The thing that happened out of that were the campers that came have created their own bond with the ’80 guys but also among themselves. So people from all over the country who never knew each other really bonded at the camp. They stay in touch. They travel to each other’s home states to play in hockey tournaments. And they’ve become really good friends themselves.

It’s been great to be a part of and to be able to share the joy of being around these athletes and just sharing stories and having a great time with the 1980 team.

LPN: What are the job’s biggest challenges?

Potter: Obviously working for state government, there’s a lot of rules and regulations that you have to follow. And in the event business, you’ve got to get things done. The gun goes off at a certain time. There’s no delaying that, so you’ve learned to kind of make things happen and figure out how to work through the system. You try to do the best that you can and prepare your facilities, prepare your staff and volunteers and make sure that you have a good, safe competition for the athletes as well as the visiting public.

Packing up

Asked about the most cherished item Potter will pack from his office and take home, he said a photo of his father, John “Jack” Potter, when he was inducted into the Plattsburgh State Sports Hall of Fame in 1987.
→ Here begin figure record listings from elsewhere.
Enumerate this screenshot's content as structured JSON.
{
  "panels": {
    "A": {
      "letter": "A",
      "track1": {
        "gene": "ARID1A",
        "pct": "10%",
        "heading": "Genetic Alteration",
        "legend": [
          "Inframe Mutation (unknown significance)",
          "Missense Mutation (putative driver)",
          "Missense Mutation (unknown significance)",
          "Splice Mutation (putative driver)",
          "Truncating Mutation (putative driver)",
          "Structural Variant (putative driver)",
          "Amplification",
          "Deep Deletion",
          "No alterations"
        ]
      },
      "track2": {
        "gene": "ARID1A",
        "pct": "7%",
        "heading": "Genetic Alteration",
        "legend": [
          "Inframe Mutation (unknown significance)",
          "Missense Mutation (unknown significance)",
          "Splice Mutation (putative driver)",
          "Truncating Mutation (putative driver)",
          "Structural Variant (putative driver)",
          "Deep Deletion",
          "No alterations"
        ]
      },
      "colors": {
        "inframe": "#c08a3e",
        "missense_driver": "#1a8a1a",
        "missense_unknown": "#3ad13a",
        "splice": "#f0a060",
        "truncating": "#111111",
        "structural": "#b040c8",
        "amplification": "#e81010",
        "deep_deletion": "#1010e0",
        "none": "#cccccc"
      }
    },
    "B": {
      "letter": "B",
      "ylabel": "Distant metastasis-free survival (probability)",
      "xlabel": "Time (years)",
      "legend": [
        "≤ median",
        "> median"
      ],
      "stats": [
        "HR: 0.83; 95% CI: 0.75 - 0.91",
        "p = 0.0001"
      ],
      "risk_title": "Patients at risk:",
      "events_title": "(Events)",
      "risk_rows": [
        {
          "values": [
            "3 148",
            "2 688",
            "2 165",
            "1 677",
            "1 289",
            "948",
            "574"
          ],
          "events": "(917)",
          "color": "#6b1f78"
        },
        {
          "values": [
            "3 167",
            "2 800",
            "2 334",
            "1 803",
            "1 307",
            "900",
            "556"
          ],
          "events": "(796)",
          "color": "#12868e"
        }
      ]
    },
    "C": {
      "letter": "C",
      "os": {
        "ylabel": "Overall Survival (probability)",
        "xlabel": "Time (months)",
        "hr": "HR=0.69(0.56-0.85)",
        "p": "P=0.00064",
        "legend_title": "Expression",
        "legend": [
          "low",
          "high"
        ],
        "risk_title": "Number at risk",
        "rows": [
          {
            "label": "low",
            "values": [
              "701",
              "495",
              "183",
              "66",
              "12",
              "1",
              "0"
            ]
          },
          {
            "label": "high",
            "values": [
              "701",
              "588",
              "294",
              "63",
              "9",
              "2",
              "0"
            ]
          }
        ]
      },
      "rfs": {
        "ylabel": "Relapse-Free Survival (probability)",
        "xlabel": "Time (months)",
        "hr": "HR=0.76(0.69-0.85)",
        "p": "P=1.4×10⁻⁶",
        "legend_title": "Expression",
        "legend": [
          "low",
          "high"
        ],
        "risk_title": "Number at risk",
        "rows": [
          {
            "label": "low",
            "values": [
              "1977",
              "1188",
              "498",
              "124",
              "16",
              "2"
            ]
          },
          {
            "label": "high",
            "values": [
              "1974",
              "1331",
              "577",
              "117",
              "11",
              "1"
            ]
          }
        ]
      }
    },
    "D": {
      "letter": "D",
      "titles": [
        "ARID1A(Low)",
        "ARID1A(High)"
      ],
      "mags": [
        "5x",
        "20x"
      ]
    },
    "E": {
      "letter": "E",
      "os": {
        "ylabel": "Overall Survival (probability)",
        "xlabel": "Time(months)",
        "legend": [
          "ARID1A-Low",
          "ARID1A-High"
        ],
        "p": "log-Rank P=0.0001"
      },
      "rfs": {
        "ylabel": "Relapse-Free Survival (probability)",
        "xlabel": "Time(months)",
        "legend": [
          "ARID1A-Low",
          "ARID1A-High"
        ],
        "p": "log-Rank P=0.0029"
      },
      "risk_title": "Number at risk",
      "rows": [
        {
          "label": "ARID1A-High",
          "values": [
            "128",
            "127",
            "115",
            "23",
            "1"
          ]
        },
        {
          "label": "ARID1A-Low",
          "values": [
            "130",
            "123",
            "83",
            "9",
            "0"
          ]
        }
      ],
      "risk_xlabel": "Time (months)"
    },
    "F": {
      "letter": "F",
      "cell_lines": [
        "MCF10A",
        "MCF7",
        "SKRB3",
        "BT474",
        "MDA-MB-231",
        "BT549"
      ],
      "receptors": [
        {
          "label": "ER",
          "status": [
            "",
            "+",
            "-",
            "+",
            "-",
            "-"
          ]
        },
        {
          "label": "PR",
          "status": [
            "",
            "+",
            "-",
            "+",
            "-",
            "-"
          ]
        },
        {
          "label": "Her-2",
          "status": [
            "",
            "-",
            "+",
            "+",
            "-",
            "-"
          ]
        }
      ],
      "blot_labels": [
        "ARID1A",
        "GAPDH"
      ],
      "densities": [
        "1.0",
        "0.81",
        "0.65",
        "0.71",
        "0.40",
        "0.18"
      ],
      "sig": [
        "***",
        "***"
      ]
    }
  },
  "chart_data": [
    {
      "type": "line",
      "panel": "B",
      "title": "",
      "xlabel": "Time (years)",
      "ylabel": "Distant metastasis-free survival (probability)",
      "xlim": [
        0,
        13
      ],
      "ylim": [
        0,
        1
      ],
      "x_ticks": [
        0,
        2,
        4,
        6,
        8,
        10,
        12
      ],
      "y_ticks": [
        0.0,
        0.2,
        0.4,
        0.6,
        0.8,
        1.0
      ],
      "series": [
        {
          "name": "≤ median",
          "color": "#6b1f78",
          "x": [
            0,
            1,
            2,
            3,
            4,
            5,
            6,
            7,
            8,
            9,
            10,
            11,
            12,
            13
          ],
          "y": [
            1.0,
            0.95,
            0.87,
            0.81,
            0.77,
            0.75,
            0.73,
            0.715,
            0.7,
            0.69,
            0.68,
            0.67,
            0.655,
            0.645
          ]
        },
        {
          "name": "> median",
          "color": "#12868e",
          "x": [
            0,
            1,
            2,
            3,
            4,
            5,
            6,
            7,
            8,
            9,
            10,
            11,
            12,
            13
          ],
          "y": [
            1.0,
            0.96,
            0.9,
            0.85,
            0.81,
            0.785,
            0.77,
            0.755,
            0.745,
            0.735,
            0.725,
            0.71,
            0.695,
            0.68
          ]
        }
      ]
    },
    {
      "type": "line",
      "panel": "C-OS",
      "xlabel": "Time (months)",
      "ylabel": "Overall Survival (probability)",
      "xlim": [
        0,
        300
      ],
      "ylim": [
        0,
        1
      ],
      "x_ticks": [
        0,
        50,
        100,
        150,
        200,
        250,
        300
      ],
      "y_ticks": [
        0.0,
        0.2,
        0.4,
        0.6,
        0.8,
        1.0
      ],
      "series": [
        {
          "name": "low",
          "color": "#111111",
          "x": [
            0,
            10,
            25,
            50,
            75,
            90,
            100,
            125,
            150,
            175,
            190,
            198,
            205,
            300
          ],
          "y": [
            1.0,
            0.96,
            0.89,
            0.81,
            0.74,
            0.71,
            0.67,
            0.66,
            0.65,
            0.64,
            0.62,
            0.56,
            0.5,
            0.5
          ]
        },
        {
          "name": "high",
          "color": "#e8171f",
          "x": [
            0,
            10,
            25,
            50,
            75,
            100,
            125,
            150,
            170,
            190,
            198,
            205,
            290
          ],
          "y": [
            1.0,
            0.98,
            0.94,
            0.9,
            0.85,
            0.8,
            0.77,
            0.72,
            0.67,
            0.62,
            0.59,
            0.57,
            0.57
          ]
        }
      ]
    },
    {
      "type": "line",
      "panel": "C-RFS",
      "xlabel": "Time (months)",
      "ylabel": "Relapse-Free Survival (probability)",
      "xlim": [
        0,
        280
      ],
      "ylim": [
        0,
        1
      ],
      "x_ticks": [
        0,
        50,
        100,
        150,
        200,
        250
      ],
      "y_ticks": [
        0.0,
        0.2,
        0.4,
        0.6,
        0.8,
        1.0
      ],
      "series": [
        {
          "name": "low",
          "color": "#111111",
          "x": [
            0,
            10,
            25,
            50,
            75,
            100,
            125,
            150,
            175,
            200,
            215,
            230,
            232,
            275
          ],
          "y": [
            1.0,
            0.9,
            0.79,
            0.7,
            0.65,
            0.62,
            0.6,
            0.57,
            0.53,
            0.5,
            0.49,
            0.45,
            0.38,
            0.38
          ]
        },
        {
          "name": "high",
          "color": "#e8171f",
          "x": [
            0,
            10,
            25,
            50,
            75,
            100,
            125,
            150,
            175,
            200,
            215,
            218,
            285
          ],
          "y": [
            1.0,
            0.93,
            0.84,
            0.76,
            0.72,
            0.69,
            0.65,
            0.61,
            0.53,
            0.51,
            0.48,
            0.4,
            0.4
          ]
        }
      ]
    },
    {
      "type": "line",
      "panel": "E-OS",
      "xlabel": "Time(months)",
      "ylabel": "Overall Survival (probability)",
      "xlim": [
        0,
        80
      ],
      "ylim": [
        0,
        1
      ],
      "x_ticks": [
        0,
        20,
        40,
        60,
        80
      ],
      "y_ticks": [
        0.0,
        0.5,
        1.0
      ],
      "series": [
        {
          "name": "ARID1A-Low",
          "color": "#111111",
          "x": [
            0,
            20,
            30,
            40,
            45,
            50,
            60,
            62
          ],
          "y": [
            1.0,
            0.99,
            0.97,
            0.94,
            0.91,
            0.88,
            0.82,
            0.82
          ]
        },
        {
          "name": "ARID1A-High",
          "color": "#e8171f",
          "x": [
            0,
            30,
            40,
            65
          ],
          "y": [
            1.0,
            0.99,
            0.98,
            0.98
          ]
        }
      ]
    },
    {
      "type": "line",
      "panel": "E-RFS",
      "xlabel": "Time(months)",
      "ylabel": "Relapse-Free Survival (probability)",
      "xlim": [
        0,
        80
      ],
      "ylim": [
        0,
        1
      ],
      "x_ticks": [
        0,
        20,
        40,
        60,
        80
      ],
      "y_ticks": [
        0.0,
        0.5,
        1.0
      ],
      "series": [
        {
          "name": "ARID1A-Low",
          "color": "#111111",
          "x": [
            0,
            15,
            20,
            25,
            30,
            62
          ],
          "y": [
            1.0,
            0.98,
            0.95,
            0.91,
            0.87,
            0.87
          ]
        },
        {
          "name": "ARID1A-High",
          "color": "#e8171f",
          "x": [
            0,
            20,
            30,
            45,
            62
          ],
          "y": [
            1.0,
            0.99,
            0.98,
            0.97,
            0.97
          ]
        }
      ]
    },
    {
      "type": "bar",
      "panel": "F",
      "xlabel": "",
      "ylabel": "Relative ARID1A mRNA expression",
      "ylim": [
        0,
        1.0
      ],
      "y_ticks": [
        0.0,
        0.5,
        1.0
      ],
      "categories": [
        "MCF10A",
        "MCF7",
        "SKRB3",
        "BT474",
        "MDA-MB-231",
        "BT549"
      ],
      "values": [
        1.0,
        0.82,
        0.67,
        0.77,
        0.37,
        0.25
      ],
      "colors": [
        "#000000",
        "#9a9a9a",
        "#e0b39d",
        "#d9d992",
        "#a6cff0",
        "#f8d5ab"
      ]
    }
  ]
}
A South Glens Falls native, Jack Potter was a three-sport athlete at Plattsburgh, playing soccer, basketball and baseball. He signed with the Pittsburgh Pirates in the fall of 1954 and was supposed to report to their Class D farm team in Georgia the following March. But he got drafted by the Army instead and spent two years in Europe. Then he attended Plattsburgh State, class of 1961, where he met his future wife (Jeff’s mother), and spent a career in education, as a teacher and school administrator.

“He certainly was my inspiration growing up, and that picture’s been on the wall with me for a long time,” Potter said. “It just reminded me of working hard, being dedicated to a cause, keeping a level head and approaching things with a calm demeanor. … I’ve carried out many a box already. Collecting memorabilia over 36 years, it is more than one box and more than one trip.”

Potter, who lives in Wilmington, plans on staying in the Adirondacks after retirement, possibly working part time helping with the Winter World University Games in 2023. He is also helping raise money to install a Miracle on Ice monument in Lake Placid.

“It’s been a great opportunity, a great career, and I will look forward to the next chapter in life,” he said.